Ein dickes Lob für die umfangreiche Pflegemaßnahme gibt es auch von Martin Schley. Nahezu täglich geht der Leutesheimer im Wald spazieren. Auf seinen Spaziergängen kommt er auch am Baggersee Mittelgrund vorbei. Das Gewässer liegt am Verbindungsweg zwischen der EdF-Straße und der Abbiegespur zur Kläranlage (Junge Gründe). Im Dezember hatten sich die Auszubildenden vom Mattenhof dort in der Ufergehölzpflege geübt. Das Ziel war es, Schilfwuchs zu ermöglichen, indem die dortigen Weiden und Sträucher zurückgeschnitten wurden. „Das haben sie wirklich gut gemacht“, würdigt er die Arbeit der Forstazubis und der Mitarbeitenden des Waldservices Ortenau. Martin Schley war beruflich im naturnahen Wasserbau tätig. Durch den Rückschnitt bekommen Pflanzenarten wie das Röhricht, die stark auf Lichteinfall angewiesen sind, die Möglichkeit, in die Höhe zu wachsen. Inzwischen stehen auch Rohrkolben stellenweise meterhoch am Gewässerrand.
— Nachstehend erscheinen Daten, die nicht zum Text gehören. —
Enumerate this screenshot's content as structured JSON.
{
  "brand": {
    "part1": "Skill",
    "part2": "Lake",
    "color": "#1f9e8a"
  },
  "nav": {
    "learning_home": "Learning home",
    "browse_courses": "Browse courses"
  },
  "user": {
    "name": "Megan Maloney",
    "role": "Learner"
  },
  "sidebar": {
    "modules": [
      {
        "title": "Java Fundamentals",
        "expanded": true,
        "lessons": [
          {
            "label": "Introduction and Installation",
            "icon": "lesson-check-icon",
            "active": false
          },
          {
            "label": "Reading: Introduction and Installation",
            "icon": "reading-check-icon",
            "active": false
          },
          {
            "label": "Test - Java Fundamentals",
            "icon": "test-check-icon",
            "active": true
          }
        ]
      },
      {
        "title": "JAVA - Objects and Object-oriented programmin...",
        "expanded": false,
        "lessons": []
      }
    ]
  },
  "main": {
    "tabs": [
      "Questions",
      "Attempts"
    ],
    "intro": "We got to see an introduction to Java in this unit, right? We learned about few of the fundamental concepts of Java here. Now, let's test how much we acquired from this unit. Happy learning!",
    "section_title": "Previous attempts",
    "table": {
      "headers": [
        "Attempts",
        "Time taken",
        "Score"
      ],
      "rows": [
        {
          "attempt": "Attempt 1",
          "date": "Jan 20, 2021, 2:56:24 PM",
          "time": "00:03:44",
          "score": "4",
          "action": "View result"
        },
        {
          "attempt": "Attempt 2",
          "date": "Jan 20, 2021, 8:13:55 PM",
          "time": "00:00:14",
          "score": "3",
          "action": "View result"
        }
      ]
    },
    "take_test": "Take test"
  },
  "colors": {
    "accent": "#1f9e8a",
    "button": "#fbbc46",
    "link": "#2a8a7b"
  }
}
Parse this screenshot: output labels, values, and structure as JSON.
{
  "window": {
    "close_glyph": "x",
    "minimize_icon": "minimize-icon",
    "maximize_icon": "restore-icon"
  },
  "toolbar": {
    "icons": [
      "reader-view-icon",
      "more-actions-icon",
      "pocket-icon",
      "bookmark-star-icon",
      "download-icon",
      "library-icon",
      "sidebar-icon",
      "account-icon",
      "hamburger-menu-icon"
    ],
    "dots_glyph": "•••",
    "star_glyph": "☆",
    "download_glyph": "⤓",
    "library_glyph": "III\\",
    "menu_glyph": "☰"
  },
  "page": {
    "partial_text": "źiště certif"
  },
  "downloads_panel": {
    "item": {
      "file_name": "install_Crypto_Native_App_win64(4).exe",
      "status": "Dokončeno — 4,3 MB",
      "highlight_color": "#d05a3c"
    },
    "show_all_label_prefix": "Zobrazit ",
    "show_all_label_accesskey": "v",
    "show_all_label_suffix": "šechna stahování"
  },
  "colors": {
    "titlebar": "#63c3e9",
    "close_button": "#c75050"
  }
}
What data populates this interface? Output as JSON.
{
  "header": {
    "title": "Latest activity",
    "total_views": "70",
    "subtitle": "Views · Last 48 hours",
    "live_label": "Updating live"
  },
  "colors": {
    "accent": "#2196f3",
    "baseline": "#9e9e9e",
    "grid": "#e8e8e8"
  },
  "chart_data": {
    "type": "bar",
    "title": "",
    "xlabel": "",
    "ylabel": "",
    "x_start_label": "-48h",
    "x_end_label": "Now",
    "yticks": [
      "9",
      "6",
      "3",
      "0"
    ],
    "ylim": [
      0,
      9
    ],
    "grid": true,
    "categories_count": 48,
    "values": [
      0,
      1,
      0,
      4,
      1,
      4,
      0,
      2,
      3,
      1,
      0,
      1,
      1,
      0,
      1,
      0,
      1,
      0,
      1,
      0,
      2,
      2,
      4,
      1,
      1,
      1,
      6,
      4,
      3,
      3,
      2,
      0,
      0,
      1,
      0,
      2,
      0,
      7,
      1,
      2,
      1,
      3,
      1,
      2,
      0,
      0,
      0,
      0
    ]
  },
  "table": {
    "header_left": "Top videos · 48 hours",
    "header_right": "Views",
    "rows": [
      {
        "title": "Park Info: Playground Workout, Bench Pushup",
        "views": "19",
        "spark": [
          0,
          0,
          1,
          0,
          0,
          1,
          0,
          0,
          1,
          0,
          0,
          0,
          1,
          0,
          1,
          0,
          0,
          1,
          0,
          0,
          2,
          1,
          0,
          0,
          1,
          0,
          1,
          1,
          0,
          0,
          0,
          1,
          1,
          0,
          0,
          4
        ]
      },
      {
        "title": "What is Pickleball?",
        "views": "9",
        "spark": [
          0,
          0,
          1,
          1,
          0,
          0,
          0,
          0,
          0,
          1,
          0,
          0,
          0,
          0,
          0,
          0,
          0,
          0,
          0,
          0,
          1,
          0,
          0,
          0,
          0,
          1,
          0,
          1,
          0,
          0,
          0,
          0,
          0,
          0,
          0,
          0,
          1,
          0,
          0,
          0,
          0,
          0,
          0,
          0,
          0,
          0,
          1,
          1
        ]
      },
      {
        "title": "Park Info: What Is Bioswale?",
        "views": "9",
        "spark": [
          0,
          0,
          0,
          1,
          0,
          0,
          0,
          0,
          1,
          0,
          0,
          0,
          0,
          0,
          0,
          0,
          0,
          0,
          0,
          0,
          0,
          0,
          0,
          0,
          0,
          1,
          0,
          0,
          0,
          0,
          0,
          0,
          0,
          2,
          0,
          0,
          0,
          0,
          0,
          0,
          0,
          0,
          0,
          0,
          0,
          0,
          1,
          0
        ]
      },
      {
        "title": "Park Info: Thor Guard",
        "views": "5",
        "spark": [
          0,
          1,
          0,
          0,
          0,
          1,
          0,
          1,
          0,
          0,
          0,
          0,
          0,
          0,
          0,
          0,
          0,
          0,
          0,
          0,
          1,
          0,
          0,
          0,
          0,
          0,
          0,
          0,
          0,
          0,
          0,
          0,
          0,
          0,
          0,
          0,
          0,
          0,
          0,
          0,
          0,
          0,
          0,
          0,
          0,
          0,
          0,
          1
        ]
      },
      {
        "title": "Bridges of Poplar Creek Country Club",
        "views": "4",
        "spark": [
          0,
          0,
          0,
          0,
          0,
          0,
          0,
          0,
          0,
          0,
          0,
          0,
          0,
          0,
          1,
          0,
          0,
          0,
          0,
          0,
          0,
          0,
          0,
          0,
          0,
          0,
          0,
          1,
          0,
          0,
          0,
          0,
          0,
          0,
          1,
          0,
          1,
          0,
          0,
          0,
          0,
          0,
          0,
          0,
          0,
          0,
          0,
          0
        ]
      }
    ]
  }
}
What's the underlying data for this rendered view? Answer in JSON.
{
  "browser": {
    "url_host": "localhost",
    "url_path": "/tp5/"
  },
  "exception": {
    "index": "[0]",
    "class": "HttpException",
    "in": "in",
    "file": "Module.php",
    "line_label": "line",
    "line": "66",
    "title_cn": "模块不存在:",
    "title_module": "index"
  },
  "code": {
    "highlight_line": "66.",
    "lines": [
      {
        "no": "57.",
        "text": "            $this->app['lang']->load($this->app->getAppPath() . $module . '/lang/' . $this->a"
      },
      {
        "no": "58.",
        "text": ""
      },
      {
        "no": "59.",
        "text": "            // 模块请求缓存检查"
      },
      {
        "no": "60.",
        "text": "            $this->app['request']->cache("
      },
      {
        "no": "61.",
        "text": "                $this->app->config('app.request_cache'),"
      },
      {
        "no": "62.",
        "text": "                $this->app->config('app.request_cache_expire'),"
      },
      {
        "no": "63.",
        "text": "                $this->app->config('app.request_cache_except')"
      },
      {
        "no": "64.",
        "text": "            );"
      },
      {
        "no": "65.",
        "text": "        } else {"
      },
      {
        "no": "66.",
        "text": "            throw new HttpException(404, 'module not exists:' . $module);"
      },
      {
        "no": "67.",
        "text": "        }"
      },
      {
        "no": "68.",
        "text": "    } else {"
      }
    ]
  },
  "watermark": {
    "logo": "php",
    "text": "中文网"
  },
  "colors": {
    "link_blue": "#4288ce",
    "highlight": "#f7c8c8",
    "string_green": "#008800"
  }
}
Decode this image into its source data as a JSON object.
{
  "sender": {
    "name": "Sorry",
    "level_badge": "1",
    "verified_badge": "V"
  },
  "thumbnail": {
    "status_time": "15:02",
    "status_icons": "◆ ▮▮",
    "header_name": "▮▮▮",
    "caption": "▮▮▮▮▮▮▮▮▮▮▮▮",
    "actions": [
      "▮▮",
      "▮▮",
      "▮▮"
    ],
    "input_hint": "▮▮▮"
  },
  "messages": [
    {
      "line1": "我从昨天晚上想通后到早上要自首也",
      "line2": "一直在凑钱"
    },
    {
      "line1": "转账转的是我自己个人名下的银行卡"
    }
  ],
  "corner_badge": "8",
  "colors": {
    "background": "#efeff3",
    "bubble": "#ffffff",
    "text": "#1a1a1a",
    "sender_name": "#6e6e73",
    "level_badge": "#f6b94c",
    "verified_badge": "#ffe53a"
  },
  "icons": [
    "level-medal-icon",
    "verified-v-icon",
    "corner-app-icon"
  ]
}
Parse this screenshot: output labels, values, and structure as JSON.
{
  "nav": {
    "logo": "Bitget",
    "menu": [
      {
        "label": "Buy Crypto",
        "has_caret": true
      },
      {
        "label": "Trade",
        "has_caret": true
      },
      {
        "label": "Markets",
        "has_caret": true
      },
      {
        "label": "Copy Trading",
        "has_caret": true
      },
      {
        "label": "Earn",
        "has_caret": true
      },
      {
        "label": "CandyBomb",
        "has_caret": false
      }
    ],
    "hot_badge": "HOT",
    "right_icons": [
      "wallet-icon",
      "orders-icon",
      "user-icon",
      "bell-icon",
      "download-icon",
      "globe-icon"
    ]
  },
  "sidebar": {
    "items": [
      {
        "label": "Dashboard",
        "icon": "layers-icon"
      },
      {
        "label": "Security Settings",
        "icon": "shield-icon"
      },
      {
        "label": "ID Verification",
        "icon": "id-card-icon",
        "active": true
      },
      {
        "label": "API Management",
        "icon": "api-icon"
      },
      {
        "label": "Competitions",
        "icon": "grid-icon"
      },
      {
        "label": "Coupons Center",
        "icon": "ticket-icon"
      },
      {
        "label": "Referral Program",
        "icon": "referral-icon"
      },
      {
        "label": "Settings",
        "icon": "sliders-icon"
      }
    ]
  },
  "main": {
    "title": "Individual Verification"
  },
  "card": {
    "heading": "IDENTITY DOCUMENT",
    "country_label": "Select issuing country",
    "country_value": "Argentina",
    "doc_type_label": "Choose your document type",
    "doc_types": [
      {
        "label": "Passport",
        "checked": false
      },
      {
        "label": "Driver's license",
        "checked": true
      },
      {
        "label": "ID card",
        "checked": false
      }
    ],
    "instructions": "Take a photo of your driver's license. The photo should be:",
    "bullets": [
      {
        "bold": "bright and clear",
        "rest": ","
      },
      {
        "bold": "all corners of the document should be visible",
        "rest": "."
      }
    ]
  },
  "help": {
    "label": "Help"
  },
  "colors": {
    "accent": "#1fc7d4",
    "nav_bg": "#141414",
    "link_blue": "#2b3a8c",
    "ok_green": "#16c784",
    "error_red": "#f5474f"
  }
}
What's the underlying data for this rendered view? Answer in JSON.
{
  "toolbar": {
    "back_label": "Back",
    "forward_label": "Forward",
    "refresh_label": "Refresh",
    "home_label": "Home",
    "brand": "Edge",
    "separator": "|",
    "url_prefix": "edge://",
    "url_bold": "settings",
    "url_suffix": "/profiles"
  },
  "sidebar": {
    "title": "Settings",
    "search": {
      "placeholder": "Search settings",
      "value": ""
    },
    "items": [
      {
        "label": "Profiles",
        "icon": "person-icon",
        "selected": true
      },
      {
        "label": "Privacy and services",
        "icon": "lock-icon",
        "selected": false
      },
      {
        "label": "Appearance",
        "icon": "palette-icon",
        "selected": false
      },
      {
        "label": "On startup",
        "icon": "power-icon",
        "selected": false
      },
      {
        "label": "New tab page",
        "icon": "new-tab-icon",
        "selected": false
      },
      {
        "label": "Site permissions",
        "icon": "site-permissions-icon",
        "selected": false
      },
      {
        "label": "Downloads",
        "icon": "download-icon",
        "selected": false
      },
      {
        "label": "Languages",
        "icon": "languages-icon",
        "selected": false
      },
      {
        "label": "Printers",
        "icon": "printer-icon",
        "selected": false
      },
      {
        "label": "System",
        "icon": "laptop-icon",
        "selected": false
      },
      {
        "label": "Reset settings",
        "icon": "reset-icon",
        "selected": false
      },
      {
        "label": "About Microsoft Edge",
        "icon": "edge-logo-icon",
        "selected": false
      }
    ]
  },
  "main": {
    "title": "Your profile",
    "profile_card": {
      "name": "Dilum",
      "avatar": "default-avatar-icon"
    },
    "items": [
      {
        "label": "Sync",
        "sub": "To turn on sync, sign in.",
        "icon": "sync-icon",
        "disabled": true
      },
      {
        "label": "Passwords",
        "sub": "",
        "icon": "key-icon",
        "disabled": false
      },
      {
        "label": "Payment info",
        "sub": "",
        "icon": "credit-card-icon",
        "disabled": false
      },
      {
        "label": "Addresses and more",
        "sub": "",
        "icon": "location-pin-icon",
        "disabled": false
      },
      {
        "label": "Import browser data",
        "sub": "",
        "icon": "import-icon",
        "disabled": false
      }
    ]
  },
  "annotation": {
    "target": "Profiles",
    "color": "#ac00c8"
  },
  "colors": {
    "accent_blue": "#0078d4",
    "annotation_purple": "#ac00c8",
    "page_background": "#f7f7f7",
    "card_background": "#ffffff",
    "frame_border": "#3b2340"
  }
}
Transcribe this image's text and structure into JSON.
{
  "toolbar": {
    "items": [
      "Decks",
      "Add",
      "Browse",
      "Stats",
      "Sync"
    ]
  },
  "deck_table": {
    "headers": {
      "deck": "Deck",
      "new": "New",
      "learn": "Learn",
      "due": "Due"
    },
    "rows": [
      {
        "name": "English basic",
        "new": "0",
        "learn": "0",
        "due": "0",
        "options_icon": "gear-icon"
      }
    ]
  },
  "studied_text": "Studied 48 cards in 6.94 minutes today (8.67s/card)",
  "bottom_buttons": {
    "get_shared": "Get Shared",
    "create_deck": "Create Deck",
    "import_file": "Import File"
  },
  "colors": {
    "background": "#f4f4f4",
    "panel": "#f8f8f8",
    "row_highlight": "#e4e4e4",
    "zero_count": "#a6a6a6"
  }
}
Und auch die gestutzten Kopfweiden sind zwischenzeitlich gewachsen. Das zurückgekehrte Schilf ist für die Wasserbewohner ein wichtiger Lebensraum. Enten nutzen das Röhricht als Rückzugsort und zur Jungenaufzucht. Und auch unter der Wasseroberfläche verstecken sich Fische wie Karpfen, Wels, Schleie, Barsche oder Zander im Schilf. „Das wird schon gut“, ist Martin Schley zuversichtlich, dass sich die für ihn positive Entwicklung des Gewässerrands fortsetzt.Der nächste tiefgreifende Pflegeschnitt steht dem Leutesheimer Wald an diesen Stellen voraussichtlich erst in sieben bis zehn Jahren bevor. In diesem Rhythmus werden Waldflächen an Gewässerrändern gepflegt. Geschieht dies nicht, kommt es zur sogenannten Sukzessionsvegetation. Konkurrenzstarke Gewächse wie die Hasel oder der Hartriegel verdrängen weniger durchsetzungsstarke Pflanzenarten und etablieren, was Markus Gutmann einen „dunklen Wald“ nennt. Doch danach sieht es, für Waldbesucherinnen und -besucher augenscheinlich, im Leutesheimer Wald nicht aus.